Identification of colorectal cancer related genes with mRMR and shortest path in protein-protein interaction network

Abstract

One of the most important and challenging problems in biomedicine and genomics is how to identify the disease genes. In this study, we developed a computational method to identify colorectal cancer-related genes based on (i) the gene expression profiles, and (ii) the shortest path analysis of functional protein association networks. The former has been used to select differentially expressed genes as disease genes for quite a long time, while the latter has been widely used to study the mechanism of diseases. With the existing protein-protein interaction data from STRING (Search Tool for the Retrieval of Interacting Genes), a weighted functional protein association network was constructed. By means of the mRMR (Maximum Relevance Minimum Redundancy) approach, six genes were identified that can distinguish the colorectal tumors and normal adjacent colonic tissues from their gene expression profiles. Meanwhile, according to the shortest path approach, we further found an additional 35 genes, of which some have been reported to be relevant to colorectal cancer and some are very likely to be relevant to it. Interestingly, the genes we identified from both the gene expression profiles and the functional protein association network have more cancer genes than the genes identified from the gene expression profiles alone. Besides, these genes also had greater functional similarity with the reported colorectal cancer genes than the genes identified from the gene expression profiles alone. All these indicate that our method as presented in this paper is quite promising. The method may become a useful tool, or at least plays a complementary role to the existing method, for identifying colorectal cancer genes. It has not escaped our notice that the method can be applied to identify the genes of other diseases as well.
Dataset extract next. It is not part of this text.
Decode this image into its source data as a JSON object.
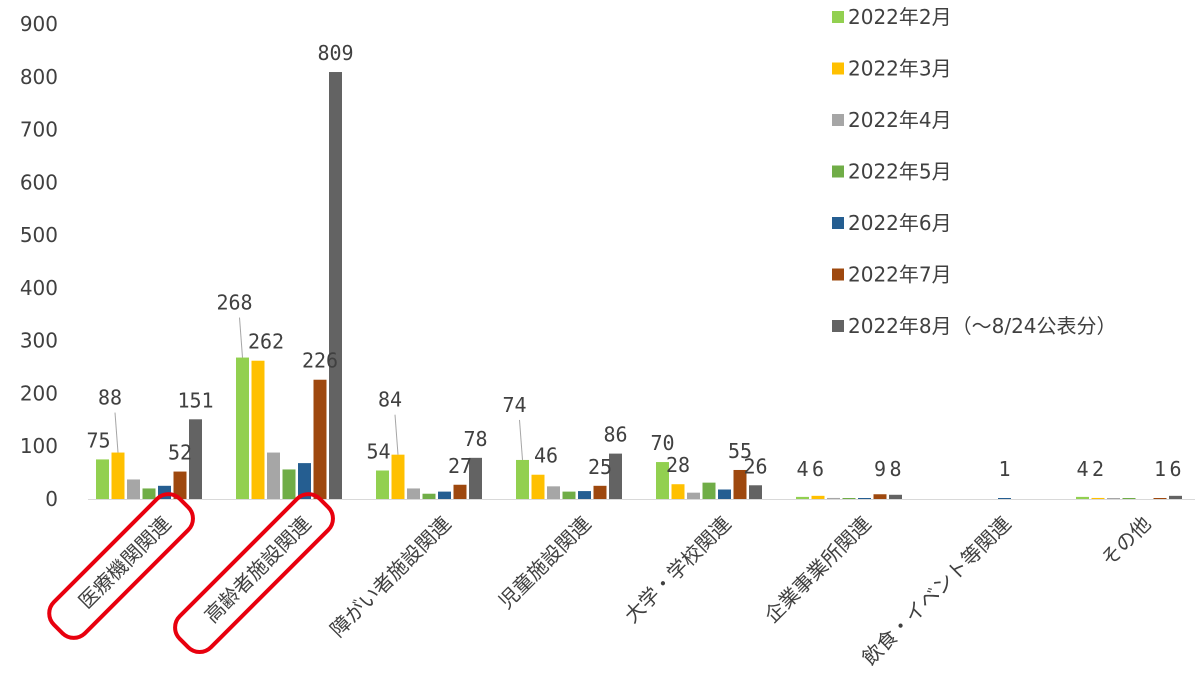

Figure 1. IFS curve for the colorectal tumors and matched normal adjacent tissue samples classification.

In the IFS curve, the X-axis is for the number of probes used for classification, and the Y-axis for the prediction accuracies by the nearest neighbor algorithm (NNA) evaluated by the jackknife (Leave-One-Out) cross-validation test. The peak accuracy was 1 with six probes. The top 6 probes in the mRMR probe list formed the optimal discriminative probe set.

Figure 2. 15 shortest paths between the six genes identified with mRMR method.
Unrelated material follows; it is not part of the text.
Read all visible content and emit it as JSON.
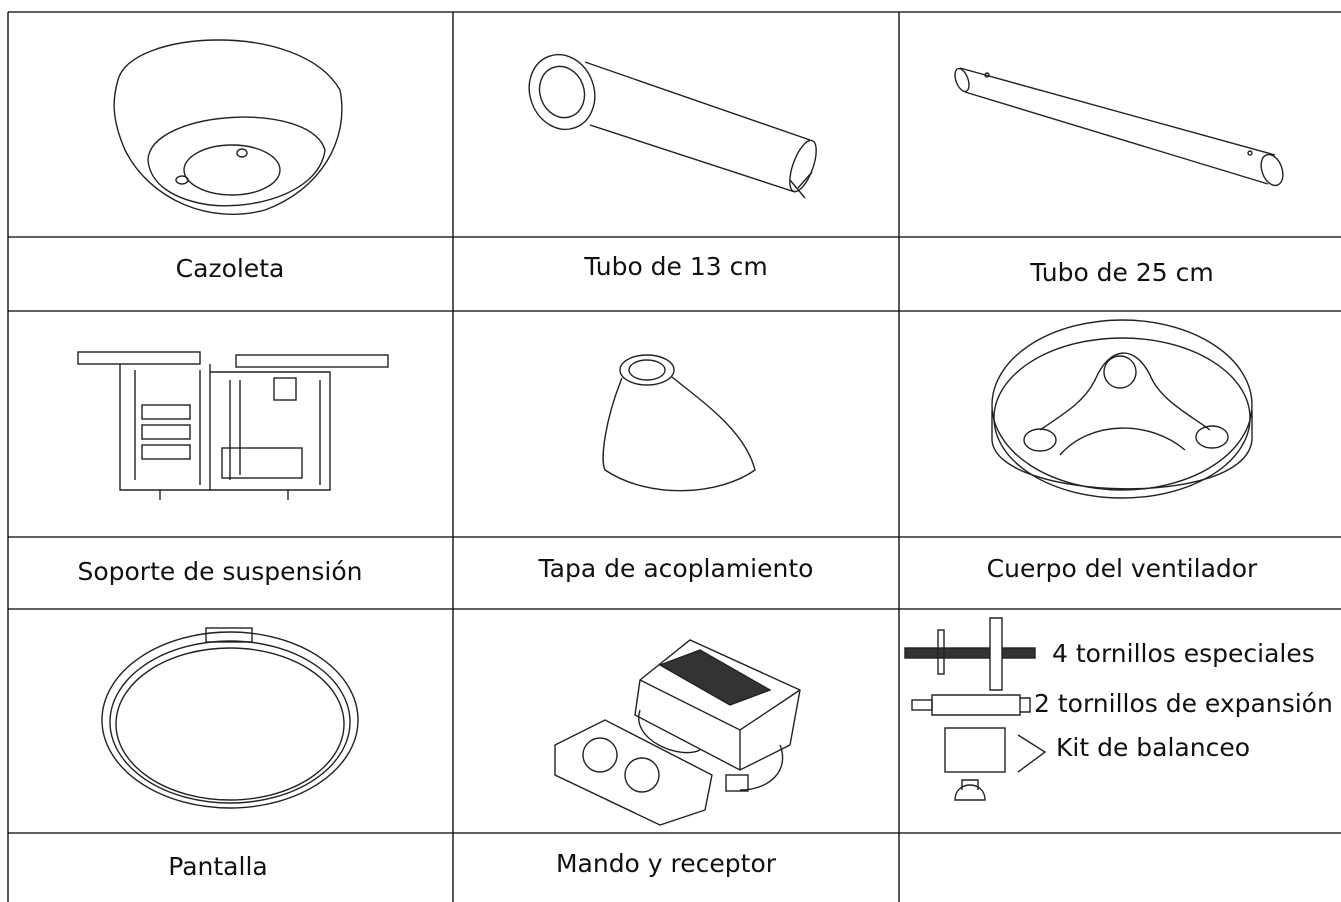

The 15 shortest paths between the six candidate genes were identified with Dijkstra's algorithm based on the PPI data from STRING. Yellow roundrect represents the top six candidate genes identified by the mRMR method. Red round represents the 35 genes existing within the range of the shortest paths. Numbers on edges represent the edge weights to quantify the interaction confidence. The smaller the number is, the stronger the interaction between two nodes is. See the text in the Section of “Graph approach and shortest paths tracing” for the quantitative relation of the edge weight with the confidence score between two proteins concerned.